Of the investigated barriers presented here, physician referral patterns, variation in discussion, and patient knowledge are very modifiable factors. Preminger et al found that 91.7% of referred patients were reconstructed and 100% of those not referred were not reconstructed, suggesting that those without referrals did not seek out reconstructive surgeons on their own. 27 This is a clear implication of the importance of the breast surgeon’s influence in whether the patient undergoes reconstruction. The finding by Morrow et al that AA women were significantly less likely to be able to answer correctly questions regarding facts about breast reconstruction, despite controlling for education, has a number of implications. There may be cultural differences in the way that physicians communicate and the way that patients interpret the information. Physicians may have internal biases that are causing them to communicate differently with AA patients and white patients. This can only be remedied by awareness on the physician’s part that their style of communication does not always suit the needs of their entire patient population. Furthermore, physicians must be willing to accept the possibility of internal bias impacting their practice patterns to the detriment of some patients.

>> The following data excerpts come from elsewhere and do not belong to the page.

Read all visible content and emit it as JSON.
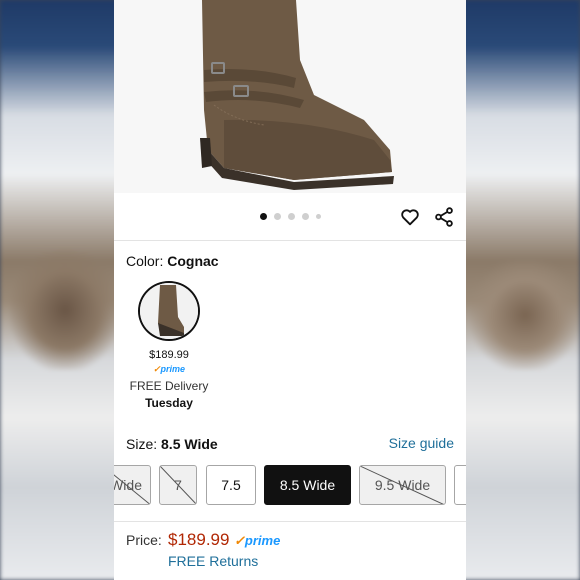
{
  "product": {
    "color_label": "Color:",
    "color_value": "Cognac",
    "image_dots": 5,
    "active_dot": 0
  },
  "swatch": {
    "price": "$189.99",
    "prime": "prime",
    "delivery": "FREE Delivery",
    "day": "Tuesday"
  },
  "size": {
    "label": "Size:",
    "value": "8.5 Wide",
    "guide_link": "Size guide",
    "options": [
      {
        "label": "Wide",
        "state": "unavailable"
      },
      {
        "label": "7",
        "state": "unavailable"
      },
      {
        "label": "7.5",
        "state": "available"
      },
      {
        "label": "8.5 Wide",
        "state": "selected"
      },
      {
        "label": "9.5 Wide",
        "state": "unavailable"
      },
      {
        "label": "",
        "state": "available"
      }
    ]
  },
  "price": {
    "label": "Price:",
    "value": "$189.99",
    "prime": "prime",
    "returns": "FREE Returns"
  },
  "icons": [
    "heart-icon",
    "share-icon",
    "checkmark-icon"
  ],
  "colors": {
    "price_red": "#b12704",
    "link_blue": "#1f6f9a",
    "prime_blue": "#1a98ff",
    "prime_orange": "#f08804",
    "selected_bg": "#111111",
    "boot_brown": "#6e5a45"
  }
}
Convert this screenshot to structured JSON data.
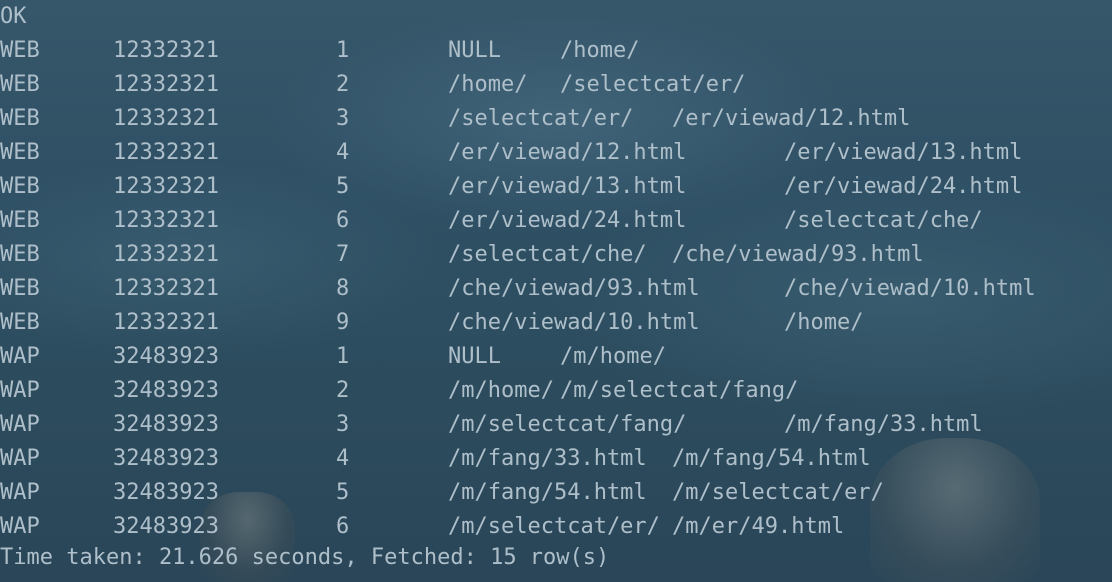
{
  "terminal": {
    "status_line": "OK",
    "rows": [
      {
        "type": "WEB",
        "id": "12332321",
        "seq": "1",
        "from": "NULL",
        "to": "/home/"
      },
      {
        "type": "WEB",
        "id": "12332321",
        "seq": "2",
        "from": "/home/",
        "to": "/selectcat/er/"
      },
      {
        "type": "WEB",
        "id": "12332321",
        "seq": "3",
        "from": "/selectcat/er/",
        "to": "/er/viewad/12.html"
      },
      {
        "type": "WEB",
        "id": "12332321",
        "seq": "4",
        "from": "/er/viewad/12.html",
        "to": "/er/viewad/13.html"
      },
      {
        "type": "WEB",
        "id": "12332321",
        "seq": "5",
        "from": "/er/viewad/13.html",
        "to": "/er/viewad/24.html"
      },
      {
        "type": "WEB",
        "id": "12332321",
        "seq": "6",
        "from": "/er/viewad/24.html",
        "to": "/selectcat/che/"
      },
      {
        "type": "WEB",
        "id": "12332321",
        "seq": "7",
        "from": "/selectcat/che/",
        "to": "/che/viewad/93.html"
      },
      {
        "type": "WEB",
        "id": "12332321",
        "seq": "8",
        "from": "/che/viewad/93.html",
        "to": "/che/viewad/10.html"
      },
      {
        "type": "WEB",
        "id": "12332321",
        "seq": "9",
        "from": "/che/viewad/10.html",
        "to": "/home/"
      },
      {
        "type": "WAP",
        "id": "32483923",
        "seq": "1",
        "from": "NULL",
        "to": "/m/home/"
      },
      {
        "type": "WAP",
        "id": "32483923",
        "seq": "2",
        "from": "/m/home/",
        "to": "/m/selectcat/fang/"
      },
      {
        "type": "WAP",
        "id": "32483923",
        "seq": "3",
        "from": "/m/selectcat/fang/",
        "to": "/m/fang/33.html"
      },
      {
        "type": "WAP",
        "id": "32483923",
        "seq": "4",
        "from": "/m/fang/33.html",
        "to": "/m/fang/54.html"
      },
      {
        "type": "WAP",
        "id": "32483923",
        "seq": "5",
        "from": "/m/fang/54.html",
        "to": "/m/selectcat/er/"
      },
      {
        "type": "WAP",
        "id": "32483923",
        "seq": "6",
        "from": "/m/selectcat/er/",
        "to": "/m/er/49.html"
      }
    ],
    "footer": "Time taken: 21.626 seconds, Fetched: 15 row(s)"
  },
  "colors": {
    "text": "#aebfca",
    "background": "#2f5064"
  }
}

Equally critical to understanding variations in the rate of breast reconstruction among racial groups is an understanding of the influence of cultural values and preferences. Rubin et al caution against assuming without further investigation that differences in rates of breast reconstruction between AA and white women represent true disparities, that is, unequal access to care. Such assumptions risk normalizing the prevailing feelings regarding mastectomy, body image, and breast reconstruction of the cultural majority and inappropriately projecting these beliefs onto cultural minorities. 21 Conversely, it would be inappropriate to simply attribute racial variations in breast reconstruction rates to differences in cultural beliefs. Failing to take preferences and cultural beliefs into consideration, however, may result in a significant confounding of any results of studies examining this issue.
Conclusion
The receipt of postmastectomy breast reconstruction for women of all races is influenced by many factors. There are system-based barriers, physician-based barriers, and patient-based factors that interact in a complex manner. The current literature about disparities in breast reconstruction among AA women is not homogenous, although the trend is toward unequal rates of reconstruction. Prospective studies encompassing sociodemographic factors, clinical factors, and patient preferences are necessary to delineate what factors health-care providers can address to ensure equal access to this therapy when it is desired. The data presented here suggest that giving patients the opportunity to meet with a reconstructive surgeon to discuss reconstructive options and facilitating patient education about breast reconstruction are immediate steps that can be taken by physicians to minimize disparities.